Loehman was fired from the Independence, Ohio police department in 2012 because he exhibited signs of being emotionally unstable and was subsequently passed over for jobs at a number of other departments before getting a job in Cleveland. Last month, the Department of Justice released an unrelated, year-long report slamming the Cleveland Police Department for its use of force and an apparent racial bias in its policing.
• Finally, a Columbus suburb is getting what can only be described as a monumental honor. The city of Westerville will soon be home to the tacocropolis, aka the capitol of crunch; in other words, the country’s most expensive Taco Bell location. Westerville officials call it a great redevelopment project, and the development company says they see the upscale Taco Bell as an investment.

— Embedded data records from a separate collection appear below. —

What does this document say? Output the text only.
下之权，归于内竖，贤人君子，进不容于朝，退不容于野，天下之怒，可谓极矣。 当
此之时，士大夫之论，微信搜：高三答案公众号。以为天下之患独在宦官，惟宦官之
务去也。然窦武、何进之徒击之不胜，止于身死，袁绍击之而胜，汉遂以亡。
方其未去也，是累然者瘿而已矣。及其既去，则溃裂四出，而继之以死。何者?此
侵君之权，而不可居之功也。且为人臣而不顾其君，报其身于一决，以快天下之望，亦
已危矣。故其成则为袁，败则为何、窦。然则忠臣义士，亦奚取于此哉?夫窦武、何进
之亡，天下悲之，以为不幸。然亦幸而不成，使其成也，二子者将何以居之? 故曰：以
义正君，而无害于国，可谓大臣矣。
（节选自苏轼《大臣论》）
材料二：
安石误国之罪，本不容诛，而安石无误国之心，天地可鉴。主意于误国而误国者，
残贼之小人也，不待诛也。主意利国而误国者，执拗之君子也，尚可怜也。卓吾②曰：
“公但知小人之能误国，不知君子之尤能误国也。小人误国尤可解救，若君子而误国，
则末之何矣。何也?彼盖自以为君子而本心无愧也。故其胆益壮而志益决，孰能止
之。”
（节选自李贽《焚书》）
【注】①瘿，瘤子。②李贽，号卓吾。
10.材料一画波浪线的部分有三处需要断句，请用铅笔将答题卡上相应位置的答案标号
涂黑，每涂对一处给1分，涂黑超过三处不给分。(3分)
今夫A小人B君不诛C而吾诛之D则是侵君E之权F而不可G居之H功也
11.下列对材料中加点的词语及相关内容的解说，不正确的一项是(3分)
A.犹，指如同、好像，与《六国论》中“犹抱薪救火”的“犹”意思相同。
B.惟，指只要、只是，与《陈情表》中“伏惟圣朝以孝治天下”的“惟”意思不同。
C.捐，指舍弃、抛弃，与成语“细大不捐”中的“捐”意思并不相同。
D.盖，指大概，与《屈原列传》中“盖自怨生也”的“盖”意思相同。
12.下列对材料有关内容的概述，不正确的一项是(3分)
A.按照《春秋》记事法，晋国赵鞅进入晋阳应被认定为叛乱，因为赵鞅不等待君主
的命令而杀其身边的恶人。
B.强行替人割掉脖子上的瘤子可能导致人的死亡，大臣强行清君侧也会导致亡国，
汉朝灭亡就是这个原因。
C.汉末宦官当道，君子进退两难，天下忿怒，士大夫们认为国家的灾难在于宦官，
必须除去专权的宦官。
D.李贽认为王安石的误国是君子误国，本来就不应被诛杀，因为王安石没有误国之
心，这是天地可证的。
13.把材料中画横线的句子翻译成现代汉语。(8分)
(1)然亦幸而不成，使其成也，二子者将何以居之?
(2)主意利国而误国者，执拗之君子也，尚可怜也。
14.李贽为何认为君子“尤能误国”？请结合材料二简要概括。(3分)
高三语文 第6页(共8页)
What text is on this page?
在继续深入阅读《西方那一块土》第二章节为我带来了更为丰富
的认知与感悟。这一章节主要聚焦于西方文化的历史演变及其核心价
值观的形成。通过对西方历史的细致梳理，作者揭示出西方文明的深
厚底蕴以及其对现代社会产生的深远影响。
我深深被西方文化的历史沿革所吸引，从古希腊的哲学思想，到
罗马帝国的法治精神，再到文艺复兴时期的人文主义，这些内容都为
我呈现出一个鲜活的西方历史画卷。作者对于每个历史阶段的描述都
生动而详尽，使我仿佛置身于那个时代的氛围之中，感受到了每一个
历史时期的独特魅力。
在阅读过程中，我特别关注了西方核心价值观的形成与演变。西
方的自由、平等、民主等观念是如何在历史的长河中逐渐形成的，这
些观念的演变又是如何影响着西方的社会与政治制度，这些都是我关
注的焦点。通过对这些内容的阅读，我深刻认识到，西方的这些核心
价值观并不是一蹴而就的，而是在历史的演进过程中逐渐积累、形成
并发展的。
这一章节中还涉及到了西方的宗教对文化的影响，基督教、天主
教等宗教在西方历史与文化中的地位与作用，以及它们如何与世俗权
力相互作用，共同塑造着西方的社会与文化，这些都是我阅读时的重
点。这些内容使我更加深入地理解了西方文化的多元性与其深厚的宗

“Westerville is a very discriminating city about what they want done and how they want it to look," Hadler Company President Stephen Breech said. "Sometimes you get subpar looks from a fast-food building — but this isn't that kind of a facility. It has a lot of brick on it and things like that."
The developer won’t divulge how much the project will cost, and Taco Bell will only confirm that it is the chain’s most expensive location, building-wise, in the country.
A lot of brick on it, indeed. I really hope the “things like that” he’s referring to are giant, gold plated monuments to the Cheesy Gordita Crunch, one of mankind’s greatest inventions.